Reaching Further: Insights from a Factorial Survey with a Hard-to-Reach-Population

Wednesday, 9 July 2025: 00:00
Location: ASJE028 (Annex of the Faculty of Legal, Economic, and Social Sciences)
Oral Presentation
Anne-Kathrin CARWEHL, Research Centre, Federal Office for Migration and Refugees, Germany
Randy STACHE, BAMF Research Centre, Germany
Laura PEITZ, BAMF Research Centre, Germany
Respondent-Driven-Sampling (RDS) is a validated approach for targeting hard-to-reach populations, such as drug dealers, elderly immobile individuals, sex workers, sexual minorities, and migrants. Nevertheless, the accessibility of these populations does not guarantee the success of a survey, as the particular circumstances of the group may make it challenging to obtain valid and reliable responses to sensitive questions (reservations, traumatic experiences, etc.). Survey experiments, such as factorial surveys, are frequently employed to address complex issues, as they allow for a realistic representation of even more complex scenarios. However, it’s still unclear if they are particularly effective for gathering high-quality data on sensitive topics or hard-to-survey groups.

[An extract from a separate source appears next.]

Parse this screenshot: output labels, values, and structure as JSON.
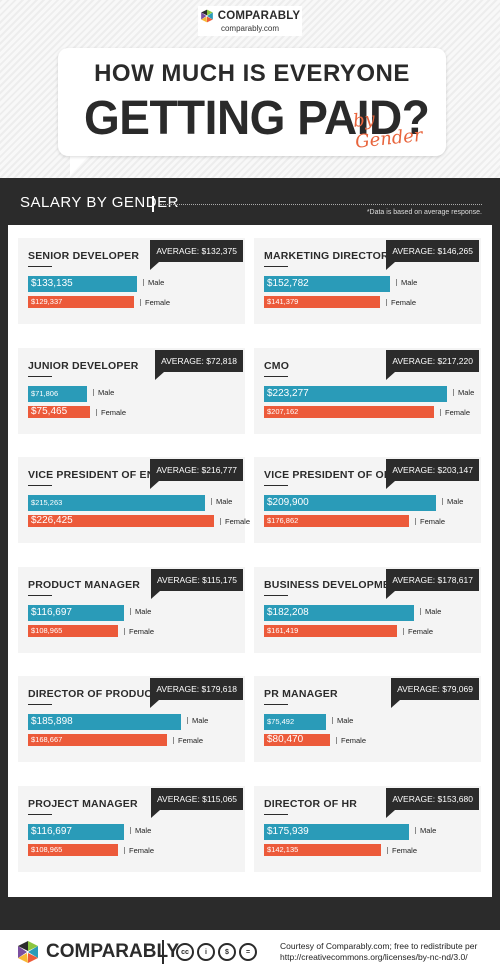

The BAMF Research Centre conducted a fully app-based RDS with rejected asylum applicants from anglophone West Africa (Nigeria, Ghana, Gambia, Sierra Leone) between June and December 2023. The app encompassed all the elements necessary for conducting an RDS, as well as a factorial survey, while maintaining participant anonymity. Our factorial survey comprised four hypothetical scenarios (vignettes), each describing the living circumstances of a fictional person with tolerated status. Respondents had to recommend whether the fictional persons should stay in Germany, return to their home country, or migrate elsewhere.

This contribution offers insights into our methodological approach, particularly in terms of whether factorial surveys are an appropriate method for addressing sensitive questions to a hard-to-reach population. To this end, we compare vignettes with traditional survey questions and use paradata (e.g. dropout rate and response time) to gain valuable insights with a view to enhancing future factorial surveys addressing hard-to-survey populations.